The other bad day is July 4, that night. Usually the evening isn't too bad, but it's that night that all the burns start to come in. A lot of patients who have been injured by fireworks. I've seen fingers blown off, severe injuries to hands, to eyes, all sorts of different things that number one, were seeing come directly to the ER, and number two is a burn center that will get transferred to us from all over the Inter mountain region. So those days are usually pretty bad. Some of the holidays, like Christmas, is notoriously work... it's known to be quite usually a quiet day, at least in the morning. New Year's Eve, can get a little crazy at night.
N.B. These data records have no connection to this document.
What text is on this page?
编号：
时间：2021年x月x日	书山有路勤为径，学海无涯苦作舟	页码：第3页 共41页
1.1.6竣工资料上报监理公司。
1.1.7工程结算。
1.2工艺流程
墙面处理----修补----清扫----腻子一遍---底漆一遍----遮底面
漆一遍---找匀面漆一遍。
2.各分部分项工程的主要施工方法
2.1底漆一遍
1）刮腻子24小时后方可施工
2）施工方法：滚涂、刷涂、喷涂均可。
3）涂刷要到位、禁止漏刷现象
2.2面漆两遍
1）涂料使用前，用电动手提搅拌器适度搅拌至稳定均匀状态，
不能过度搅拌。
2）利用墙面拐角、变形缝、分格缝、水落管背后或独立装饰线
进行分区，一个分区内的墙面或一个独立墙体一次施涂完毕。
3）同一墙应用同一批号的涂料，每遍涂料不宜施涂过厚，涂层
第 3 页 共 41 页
So there are at least some days during year, usually are surrounding holidays, sometimes also associated with University of Utah football games, that can be pretty crazy in the ER.
The thing I really love about what I do is, I really like to feel like I can take care of whatever comes in the door. Sort of being a jack of all trades. I grew up in eastern Utah in a little town called Price, and it's a mining community and during college I did a history project where I interviewed some of the doctors that worked in these mining towns back in the 1920s and 30s, and they would tell me stories of the stuff they cared for, and all these crazy things, and to me, I just, I loved that, and that's what the ER is to me, you take care of everything.
Someone comes in, you got one patient in one room who has a severe head injury you are taking care of, you've got a pregnant patient in another room, someone else with a stroke, someone with chest pain, abdominal pain, you've got kids, adults. I think that's really what makes my job fun, and kind of what keeps you coming back.